Wedges, squares or more. It’s still pizza.

This is heresy to some of my doctrinally-oriented sisters and brothers, but I don’t consider myself dogmatically-handicapped, just conceptually-flexible. Here’s the deal: our theology only describes what we know and understand about God, it doesn’t prescribe what God has to be like.

A little humility is needed here. I was just reading the last four chapters of Job in preparation for preaching and was reminded by God’s booming voice coming out of the whirlwind that even in our most profound moments, we don’t know squat. At our best we reflect back, in our limited, human way, what we pick up from God.

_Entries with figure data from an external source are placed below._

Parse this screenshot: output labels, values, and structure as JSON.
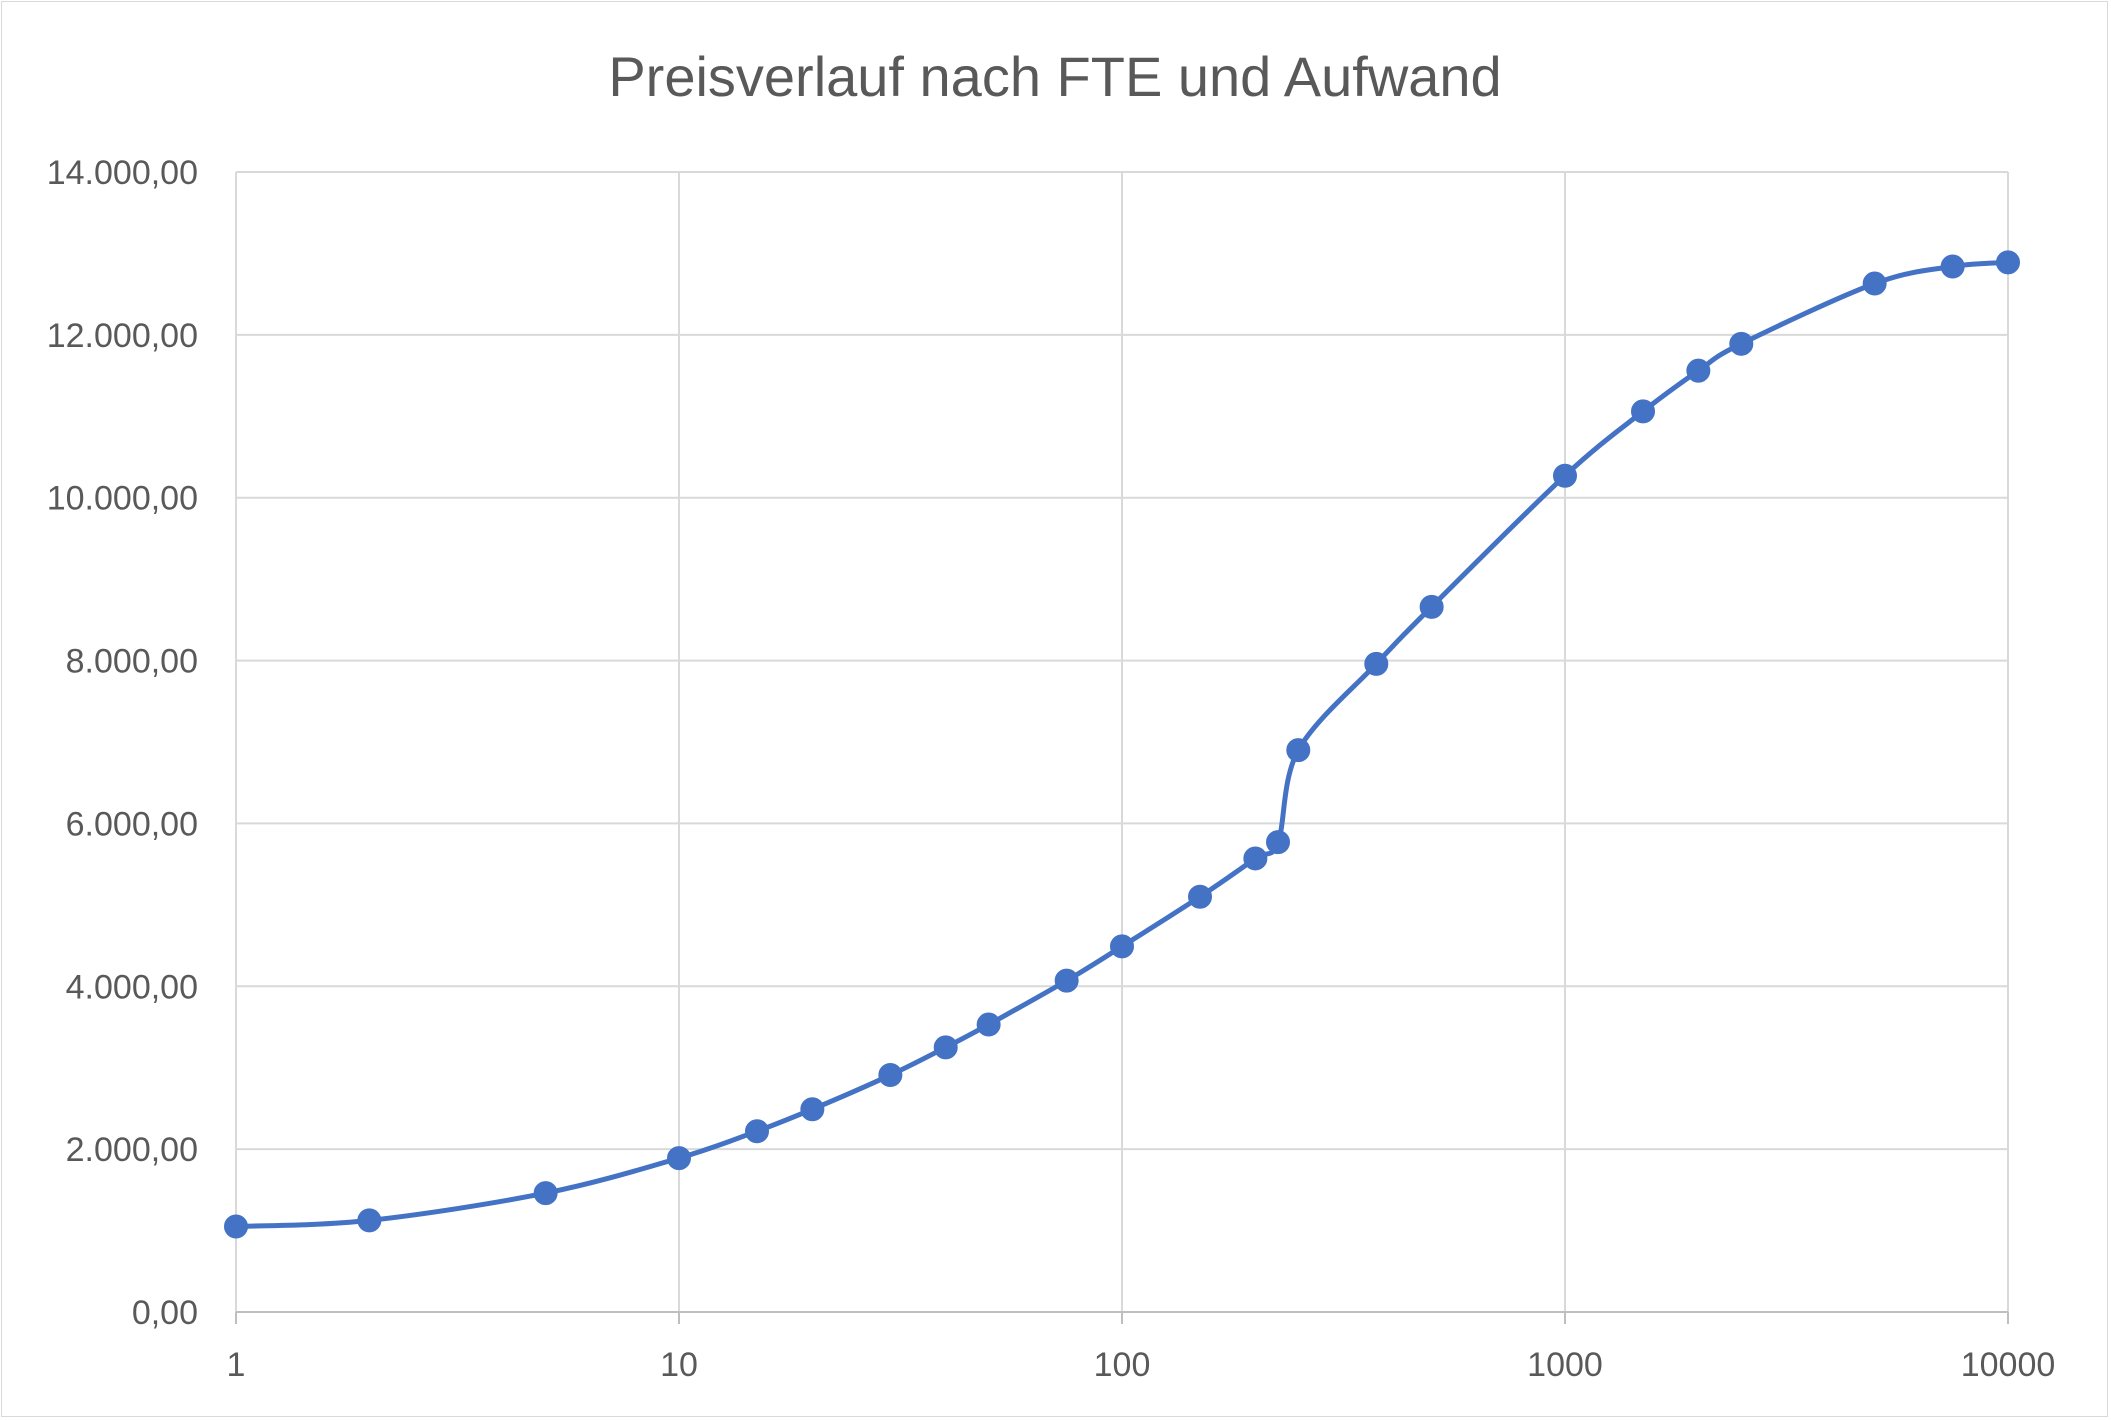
{
  "chart_data": {
    "type": "scatter",
    "title": "Preisverlauf nach FTE und Aufwand",
    "xlabel": "",
    "ylabel": "",
    "xscale": "log",
    "xlim": [
      1,
      10000
    ],
    "ylim": [
      0,
      14000
    ],
    "grid": true,
    "legend": "none",
    "line": "smooth",
    "marker": "circle",
    "colors": {
      "series": "#4472c4",
      "grid": "#d9d9d9",
      "text": "#595959"
    },
    "x_ticks": [
      "1",
      "10",
      "100",
      "1000",
      "10000"
    ],
    "x_tick_values": [
      1,
      10,
      100,
      1000,
      10000
    ],
    "y_ticks": [
      "0,00",
      "2.000,00",
      "4.000,00",
      "6.000,00",
      "8.000,00",
      "10.000,00",
      "12.000,00",
      "14.000,00"
    ],
    "y_tick_values": [
      0,
      2000,
      4000,
      6000,
      8000,
      10000,
      12000,
      14000
    ],
    "series": [
      {
        "x": [
          1,
          2,
          5,
          10,
          15,
          20,
          30,
          40,
          50,
          75,
          100,
          150,
          200,
          225,
          250,
          375,
          500,
          1000,
          1500,
          2000,
          2500,
          5000,
          7500,
          10000
        ],
        "y": [
          1050,
          1125,
          1460,
          1890,
          2220,
          2490,
          2910,
          3250,
          3530,
          4070,
          4490,
          5100,
          5570,
          5770,
          6900,
          7960,
          8660,
          10270,
          11060,
          11560,
          11890,
          12630,
          12840,
          12890
        ]
      }
    ]
  }
}
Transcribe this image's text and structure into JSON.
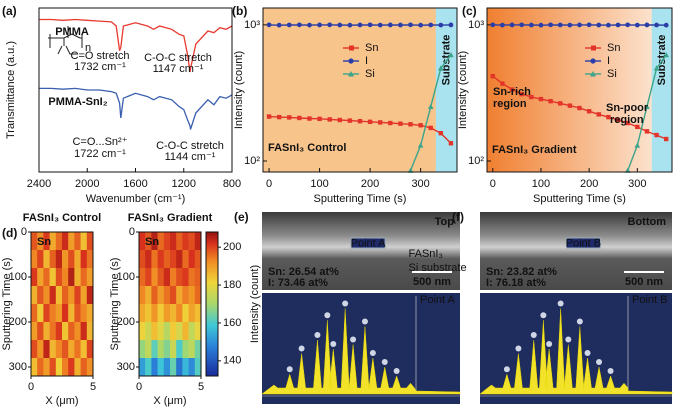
{
  "chart_data": [
    {
      "type": "line",
      "panel": "(a)",
      "xlabel": "Wavenumber (cm⁻¹)",
      "ylabel": "Transmittance (a.u.)",
      "formula_subscript": "n",
      "x": [
        2400,
        2300,
        2200,
        2100,
        2000,
        1900,
        1800,
        1760,
        1732,
        1722,
        1700,
        1600,
        1500,
        1450,
        1400,
        1300,
        1240,
        1200,
        1170,
        1147,
        1144,
        1100,
        1000,
        950,
        900,
        850,
        800
      ],
      "xlim": [
        2400,
        800
      ],
      "xticks": [
        2400,
        2000,
        1600,
        1200,
        800
      ],
      "ylim": [
        0,
        10
      ],
      "series": [
        {
          "name": "PMMA",
          "color": "#e8392f",
          "values": [
            9.3,
            9.3,
            9.25,
            9.3,
            9.25,
            9.2,
            9.15,
            8.9,
            7.4,
            7.6,
            8.9,
            9.1,
            8.9,
            8.7,
            8.9,
            8.7,
            8.4,
            8.3,
            7.2,
            6.1,
            6.3,
            7.8,
            8.6,
            8.5,
            8.8,
            8.7,
            8.9
          ]
        },
        {
          "name": "PMMA-SnI₂",
          "color": "#3a5fb0",
          "values": [
            5.1,
            5.1,
            5.05,
            5.1,
            5.0,
            5.0,
            4.9,
            4.8,
            4.2,
            3.3,
            4.5,
            4.8,
            4.6,
            4.4,
            4.6,
            4.4,
            4.0,
            3.8,
            3.2,
            2.8,
            2.6,
            3.6,
            4.4,
            4.1,
            4.6,
            4.5,
            4.7
          ]
        }
      ],
      "annotations": [
        "C=O stretch",
        "1732 cm⁻¹",
        "C-O-C stretch",
        "1147 cm⁻¹",
        "C=O...Sn²⁺",
        "1722 cm⁻¹",
        "C-O-C stretch",
        "1144 cm⁻¹"
      ]
    },
    {
      "type": "line",
      "panel": "(b)",
      "log_y": true,
      "xlabel": "Sputtering Time (s)",
      "ylabel": "Intensity (count)",
      "x": [
        0,
        20,
        40,
        60,
        80,
        100,
        120,
        140,
        160,
        180,
        200,
        220,
        240,
        260,
        280,
        300,
        320,
        340,
        360
      ],
      "xlim": [
        -12,
        372
      ],
      "xticks": [
        0,
        100,
        200,
        300
      ],
      "ylim": [
        83,
        1330
      ],
      "yticks": [
        {
          "value": 100,
          "label": "10²"
        },
        {
          "value": 1000,
          "label": "10³"
        }
      ],
      "background": "#f7c48c",
      "shaded": {
        "from": 330,
        "label": "Substrate",
        "color": "#a9e3ef"
      },
      "legend": "upper center",
      "annotations": [
        "FASnI₃ Control"
      ],
      "series": [
        {
          "name": "Sn",
          "color": "#e3342a",
          "marker": "square",
          "values": [
            212,
            210,
            209,
            207,
            205,
            204,
            202,
            200,
            198,
            196,
            194,
            192,
            190,
            188,
            186,
            183,
            175,
            160,
            135
          ]
        },
        {
          "name": "I",
          "color": "#2b3ea8",
          "marker": "circle",
          "values": [
            1000,
            995,
            998,
            1000,
            996,
            999,
            1000,
            997,
            995,
            998,
            1000,
            996,
            999,
            997,
            1000,
            995,
            998,
            996,
            999
          ]
        },
        {
          "name": "Si",
          "color": "#3aa58a",
          "marker": "triangle",
          "values": [
            null,
            null,
            null,
            null,
            null,
            null,
            null,
            null,
            null,
            null,
            null,
            null,
            null,
            null,
            85,
            130,
            250,
            480,
            600
          ]
        }
      ]
    },
    {
      "type": "line",
      "panel": "(c)",
      "log_y": true,
      "xlabel": "Sputtering Time (s)",
      "ylabel": "Intensity (count)",
      "x": [
        0,
        20,
        40,
        60,
        80,
        100,
        120,
        140,
        160,
        180,
        200,
        220,
        240,
        260,
        280,
        300,
        320,
        340,
        360
      ],
      "xlim": [
        -12,
        372
      ],
      "xticks": [
        0,
        100,
        200,
        300
      ],
      "ylim": [
        83,
        1330
      ],
      "yticks": [
        {
          "value": 100,
          "label": "10²"
        },
        {
          "value": 1000,
          "label": "10³"
        }
      ],
      "background": [
        "#f07f30",
        "#fdeee0"
      ],
      "shaded": {
        "from": 330,
        "label": "Substrate",
        "color": "#a9e3ef"
      },
      "legend": "upper right",
      "annotations": [
        "Sn-rich",
        "region",
        "Sn-poor",
        "region",
        "FASnI₃ Gradient"
      ],
      "series": [
        {
          "name": "Sn",
          "color": "#e3342a",
          "marker": "square",
          "values": [
            420,
            370,
            335,
            310,
            295,
            285,
            275,
            265,
            255,
            245,
            232,
            220,
            210,
            200,
            190,
            178,
            165,
            155,
            145
          ]
        },
        {
          "name": "I",
          "color": "#2b3ea8",
          "marker": "circle",
          "values": [
            1000,
            996,
            999,
            1000,
            997,
            995,
            1000,
            998,
            996,
            999,
            1000,
            997,
            995,
            998,
            1000,
            996,
            999,
            997,
            995
          ]
        },
        {
          "name": "Si",
          "color": "#3aa58a",
          "marker": "triangle",
          "values": [
            null,
            null,
            null,
            null,
            null,
            null,
            null,
            null,
            null,
            null,
            null,
            null,
            null,
            null,
            85,
            130,
            250,
            480,
            600
          ]
        }
      ]
    },
    {
      "type": "heatmap",
      "panel": "(d)",
      "xlabel": "X (μm)",
      "ylabel": "Sputtering Time (s)",
      "xlim": [
        0,
        5
      ],
      "xticks": [
        0,
        5
      ],
      "ylim": [
        320,
        0
      ],
      "yticks": [
        0,
        100,
        200,
        300
      ],
      "colorbar": {
        "label": "Intensity (count)",
        "lim": [
          132,
          208
        ],
        "ticks": [
          140,
          160,
          180,
          200
        ]
      },
      "maps": [
        {
          "title": "FASnI₃ Control",
          "label": "Sn",
          "values": [
            [
              198,
              192,
              201,
              188,
              196,
              203,
              190,
              197,
              185,
              199
            ],
            [
              193,
              200,
              186,
              197,
              204,
              191,
              199,
              188,
              202,
              195
            ],
            [
              201,
              189,
              196,
              184,
              199,
              193,
              205,
              187,
              196,
              190
            ],
            [
              187,
              198,
              192,
              203,
              185,
              197,
              191,
              200,
              189,
              204
            ],
            [
              196,
              183,
              200,
              194,
              190,
              202,
              186,
              198,
              193,
              188
            ],
            [
              190,
              199,
              187,
              195,
              201,
              184,
              197,
              192,
              203,
              186
            ],
            [
              199,
              191,
              204,
              186,
              193,
              198,
              188,
              195,
              185,
              200
            ],
            [
              185,
              196,
              190,
              199,
              182,
              194,
              201,
              187,
              197,
              192
            ]
          ]
        },
        {
          "title": "FASnI₃ Gradient",
          "label": "Sn",
          "values": [
            [
              202,
              198,
              205,
              196,
              200,
              203,
              197,
              201,
              199,
              204
            ],
            [
              199,
              203,
              195,
              201,
              197,
              200,
              204,
              196,
              202,
              198
            ],
            [
              196,
              200,
              192,
              198,
              203,
              194,
              199,
              201,
              195,
              197
            ],
            [
              193,
              187,
              197,
              190,
              195,
              199,
              188,
              194,
              191,
              196
            ],
            [
              188,
              184,
              191,
              183,
              190,
              186,
              193,
              182,
              189,
              185
            ],
            [
              181,
              176,
              185,
              179,
              172,
              183,
              177,
              186,
              174,
              180
            ],
            [
              168,
              174,
              162,
              171,
              166,
              175,
              160,
              169,
              173,
              164
            ],
            [
              152,
              160,
              147,
              158,
              150,
              163,
              145,
              156,
              149,
              161
            ]
          ]
        }
      ]
    }
  ],
  "images": [
    {
      "panel": "(e)",
      "corner": "Top",
      "point": "Point A",
      "layer": "FASnI₃",
      "substrate": "Si substrate",
      "scale": "500 nm",
      "sn": "Sn: 26.54 at%",
      "i": "I: 73.46 at%",
      "spectrum_point": "Point A"
    },
    {
      "panel": "(f)",
      "corner": "Bottom",
      "point": "Point B",
      "scale": "500 nm",
      "sn": "Sn: 23.82 at%",
      "i": "I: 76.18 at%",
      "spectrum_point": "Point B"
    }
  ]
}
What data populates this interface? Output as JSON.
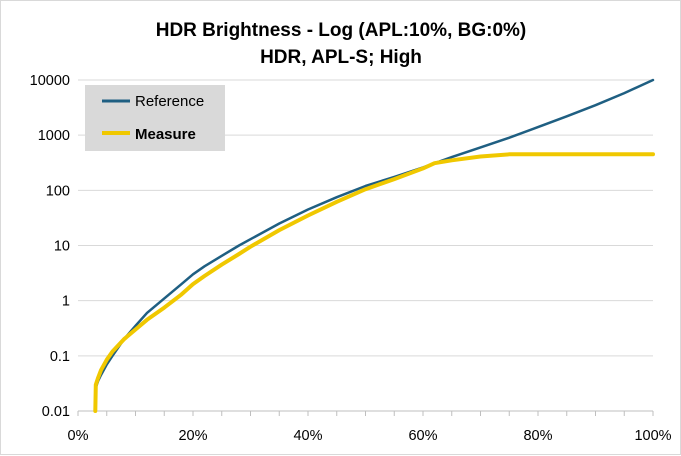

The theological pizza can be sliced in more than one way; wedges, squares or more, it’s still pizza. That doesn’t mean there aren’t better ways or more faithful ways to understand and talk about God, it just means that none of them ARE God. They are all human constructs trying to capture to something that they can only point at.

So what does that mean?

  1. Don’t let your theology or theological traditions limit your experience with God. Expect God to mess with them; stretch them; make you rework them. If you don’t think this applies to you, you’ve parked the car of your faith journey while the world is flying by.
  2. Be open to other people’s experiences and expressions of God. Their ideas don’t have to be ‘right’ (nobody’s are, remember!) to be an authentic voice for their wrestlings with God right now, and for you to learn something from.
  3. Value your doubts and tough questions and experiences as God’s way of helping you do #4.
  4. KEEP GOD BIG! Theology is a box, not the thing itself. We need its categories and explanations to be able to deal with and talk about God, but we need to remember that God doesn’t, can’t ever fit in it. So take the initiative yourself to find the bigness of God that breaks your system. This may be painful but you’re on the way to a breakthrough, not a breakdown!